Question

# In a universe with four risky assets the market portfolio is comprised of an equally weighted...

In a universe with four risky assets the market portfolio is comprised of an equally weighted combination of those assets. This market portfolio has an expected return of 8% and a variance of 12%. Assume, that in addition a risk-free asset with return of 1% exists.
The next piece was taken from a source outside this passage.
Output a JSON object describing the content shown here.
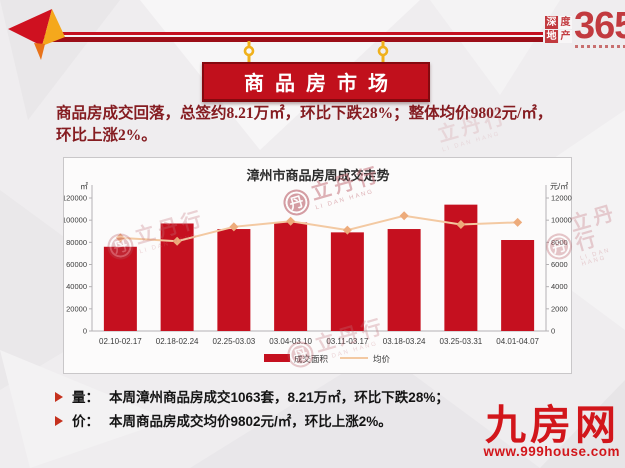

What percentage of each risky asset will an investor with Utility function U(r) = E(r) – 0.4 var(r) hold in his portfolio?

1. 18%
2. 20%
3. 27%
4. 30%

Given that,

A market portfolio is consist of 4 equally weighted risky assets.

For market portfolio,

Expected return Rm = 8%

Variance Vm = 12%

Risk free rate Rf = 1%

Utility function for investor is U(r) = E(r) - 0.4Var(r)

Utility function is denote as: U = E(r) − 0.5A*Var(r)

So, Here 0.5A = 0.4

=> A = 0.8

So for an investor with A = 0.8, weight of market portfolio is

weight of market portfolio y = E(Rm - Rf)/(A*Vm) = (0.08 - 0.01)/(0.8*0.12) = 0.7292

So, weight of market portfolio is 72.92%

Since market portfolio is made of 4 equally weighted risky asset, weight of each asset = weight of market portfolio/4

=> Weight of each risky asset = 0.7292/4 = 0.1823 of approx 18%

Option a is correct.